Seb: It’s hard to know your own flaws. One time someone was like: “oh I’m so sorry about this film.” I’m like, “what?”. They’re like: “oh that character is so clearly based on you. I’m so sorry.” And I never would have known that, but now I’m upset!

Ghazal: Yeah, I made a film when I was in first year. The main character was [based on] my mom, and I showed it to her, and she thought that it was her mom. They never see themselves in the things you create because they don’t have the perspective you have of them. I hope you were represented good.

Seb: It was okay. But I think that’s kind of the power of movies - that you always identify with the main character, never the villain.

Ghazal: Cause you never see the worst part of yourself as much as other people do.

Nara: In the audience reception to your film, do you feel that the film has been universally relatable to a lot of women or is it more so Persian women who’ve come up to you and talked about it?

Ghazal: Actually more people who talk to me are not Persian, and it was very interesting because they would see this sense of helplessness in [the character], they wouldn’t specifically connect it to any culture, [...] but a lot of people that talk to me caught the concept of there being so many limits stopping her from what she wants to do. I wanted it to have a traditional look to it, but she’s also a representation of a more modern woman.

If you talk to youth right now, they don’t give a shit about hijabs or whatever they’re forced to. They’re a lot more free. They’re thinking a lot more critically and creatively, and that’s how I felt. The biggest issue for most of the women who get out of the country is the forced uniform they have to wear, so for my character to show that she is not following that tradition anymore - she had to be naked. Which I don’t think the people of that town would relate to.

Adam: I would love to hear you speak about the sound design of the film.

Ghazal: What I did was go through a lot of Zār ceremonies, which is the name of the ceremonies, on YouTube.

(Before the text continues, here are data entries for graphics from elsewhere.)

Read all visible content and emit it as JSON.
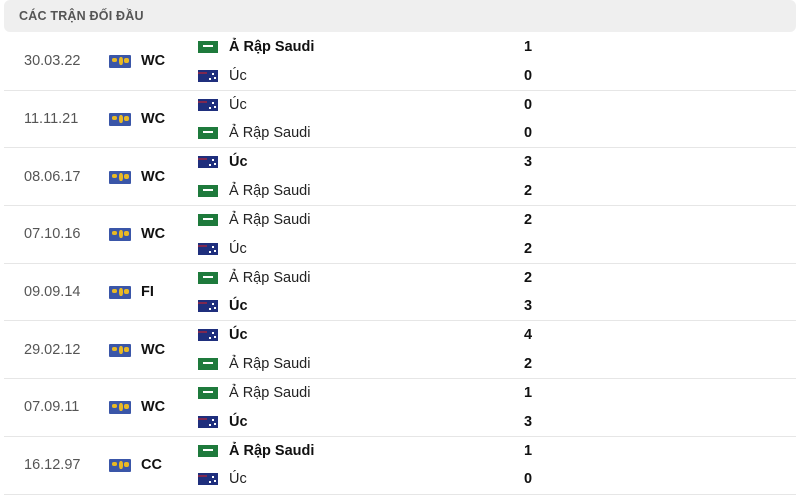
{
  "header": {
    "title": "CÁC TRẬN ĐỐI ĐẦU"
  },
  "colors": {
    "saudi_flag": "#1e7a3c",
    "australia_flag": "#1f2f7d",
    "competition_icon": "#3a56a8"
  },
  "matches": [
    {
      "date": "30.03.22",
      "competition": "WC",
      "home": {
        "name": "Ả Rập Saudi",
        "flag": "saudi-flag",
        "score": "1",
        "winner": true
      },
      "away": {
        "name": "Úc",
        "flag": "australia-flag",
        "score": "0",
        "winner": false
      }
    },
    {
      "date": "11.11.21",
      "competition": "WC",
      "home": {
        "name": "Úc",
        "flag": "australia-flag",
        "score": "0",
        "winner": false
      },
      "away": {
        "name": "Ả Rập Saudi",
        "flag": "saudi-flag",
        "score": "0",
        "winner": false
      }
    },
    {
      "date": "08.06.17",
      "competition": "WC",
      "home": {
        "name": "Úc",
        "flag": "australia-flag",
        "score": "3",
        "winner": true
      },
      "away": {
        "name": "Ả Rập Saudi",
        "flag": "saudi-flag",
        "score": "2",
        "winner": false
      }
    },
    {
      "date": "07.10.16",
      "competition": "WC",
      "home": {
        "name": "Ả Rập Saudi",
        "flag": "saudi-flag",
        "score": "2",
        "winner": false
      },
      "away": {
        "name": "Úc",
        "flag": "australia-flag",
        "score": "2",
        "winner": false
      }
    },
    {
      "date": "09.09.14",
      "competition": "FI",
      "home": {
        "name": "Ả Rập Saudi",
        "flag": "saudi-flag",
        "score": "2",
        "winner": false
      },
      "away": {
        "name": "Úc",
        "flag": "australia-flag",
        "score": "3",
        "winner": true
      }
    },
    {
      "date": "29.02.12",
      "competition": "WC",
      "home": {
        "name": "Úc",
        "flag": "australia-flag",
        "score": "4",
        "winner": true
      },
      "away": {
        "name": "Ả Rập Saudi",
        "flag": "saudi-flag",
        "score": "2",
        "winner": false
      }
    },
    {
      "date": "07.09.11",
      "competition": "WC",
      "home": {
        "name": "Ả Rập Saudi",
        "flag": "saudi-flag",
        "score": "1",
        "winner": false
      },
      "away": {
        "name": "Úc",
        "flag": "australia-flag",
        "score": "3",
        "winner": true
      }
    },
    {
      "date": "16.12.97",
      "competition": "CC",
      "home": {
        "name": "Ả Rập Saudi",
        "flag": "saudi-flag",
        "score": "1",
        "winner": true
      },
      "away": {
        "name": "Úc",
        "flag": "australia-flag",
        "score": "0",
        "winner": false
      }
    }
  ]
}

Asking my Mom, figuring out the drum beats. It’s very varied from Iran to Morocco, who also had that tradition. What ended up happening was that I connected myself to a few of my Persian friends who were drummers and it didn’t work out, although I thought they would know the atmosphere a lot better than anyone else. So, helplessly I posted an inquiry on Bunz Music Zone, and a few people responded. One of them wanted to make a score in exchange for animation techniques.

But what ended up happening was I met this guy, Harold Camacho, and I just explained that this is the kind of thing that I want, it has to start very slowly with almost nothing playing and then it’s going to peak up at this point, and then it falls when she falls down. I wanted a kind of contemporary look to it, but I also needed it to be very traditional, so I asked him to use only hand drums. What he did was create a lot of different textures - he was using like his nails on the drums, and he recorded with one of his friends. He sent me a sample and I tried to match it to the movement of the dancer, and once he sent me a sample I could work with, I got into animation. 

Then I finished, he did another revision, did some adjustments that he artistically would be happy with. I wanted to give him a lot of control on that because I know absolutely nothing about music, but it’s very important to have it as an element in your work, otherwise it doesn’t work. Then, I don’t know if you noticed or not, but there is some breathing happening. I recorded that with the dancer to match perfectly and have that sense of an actual presence there.

Adam: Thank you so much for chatting with us, and for making such an amazing film!